I'm currently an apprentice software developer working on my first project. The project, which I took over from the previous apprentice who left after getting sick and tired of the customer(s) constantly changing their mind on things and adding things, is nearing it's conclusion - I've been working on it for almost a year even after taking it over from the previous developer.
The changes being made now aren't too major. It's more validation, tweaking functionality here and there, and just refining the smaller details whilst the system is installed and tested in parallel with the outgoing system.
In the project, I'm using controls developed by Infragistics and there's a specific issue with the UltraGrids which I have been aware of for a while but has been marked as a low priority job by the customer.

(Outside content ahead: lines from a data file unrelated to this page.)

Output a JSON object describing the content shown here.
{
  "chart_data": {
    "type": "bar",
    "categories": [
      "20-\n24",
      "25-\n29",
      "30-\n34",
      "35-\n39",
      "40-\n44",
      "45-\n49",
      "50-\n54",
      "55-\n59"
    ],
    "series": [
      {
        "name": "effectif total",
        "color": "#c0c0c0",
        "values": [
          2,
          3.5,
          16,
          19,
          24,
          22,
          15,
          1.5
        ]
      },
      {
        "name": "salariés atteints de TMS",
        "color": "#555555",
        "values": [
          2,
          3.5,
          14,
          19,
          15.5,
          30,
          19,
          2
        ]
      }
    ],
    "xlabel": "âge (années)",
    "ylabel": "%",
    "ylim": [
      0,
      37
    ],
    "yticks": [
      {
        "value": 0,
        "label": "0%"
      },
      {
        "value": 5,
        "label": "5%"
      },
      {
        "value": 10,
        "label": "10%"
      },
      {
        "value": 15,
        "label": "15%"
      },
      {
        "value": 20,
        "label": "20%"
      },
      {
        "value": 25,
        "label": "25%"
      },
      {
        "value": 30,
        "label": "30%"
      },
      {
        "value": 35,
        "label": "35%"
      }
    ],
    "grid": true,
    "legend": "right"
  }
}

Each release I send over for testing is marked with items on "Fix List" spreadsheet that they created with priority of jobs. Every single time I get an email with feedback, new things seem to come up or get added, which in some cases is understandable, but one thing in particular really irritates me.
The customer ALWAYS adds to the bottom of the list "Item x (The issue with the grids) has still not been fixed. I've tested again and it's still the same. Low priority".
I am fully aware this is an issue; when I'm getting free time I am researching why it's not working properly, but there are now 4 or 5 items on the fix list stating the exact same thing isn't working, when I've never updated the list to show that it's been changed. Whenever I fix something, I'll fill the cell in yellow to show it needs testing, but I have never marked this item in yellow.
This is really bugging me (If you'll pardon the pun) and I don't know how to deal with him doing this. At times, it makes me want to send him a strongly worded email telling him to stop adding it, I know it's still there to be looked at, but of course I can't do this for obvious reasons.
What is the best thing to do in this situation? I'm not sure whether to just ignore it, if I should reply, or even how to word a reply if I did.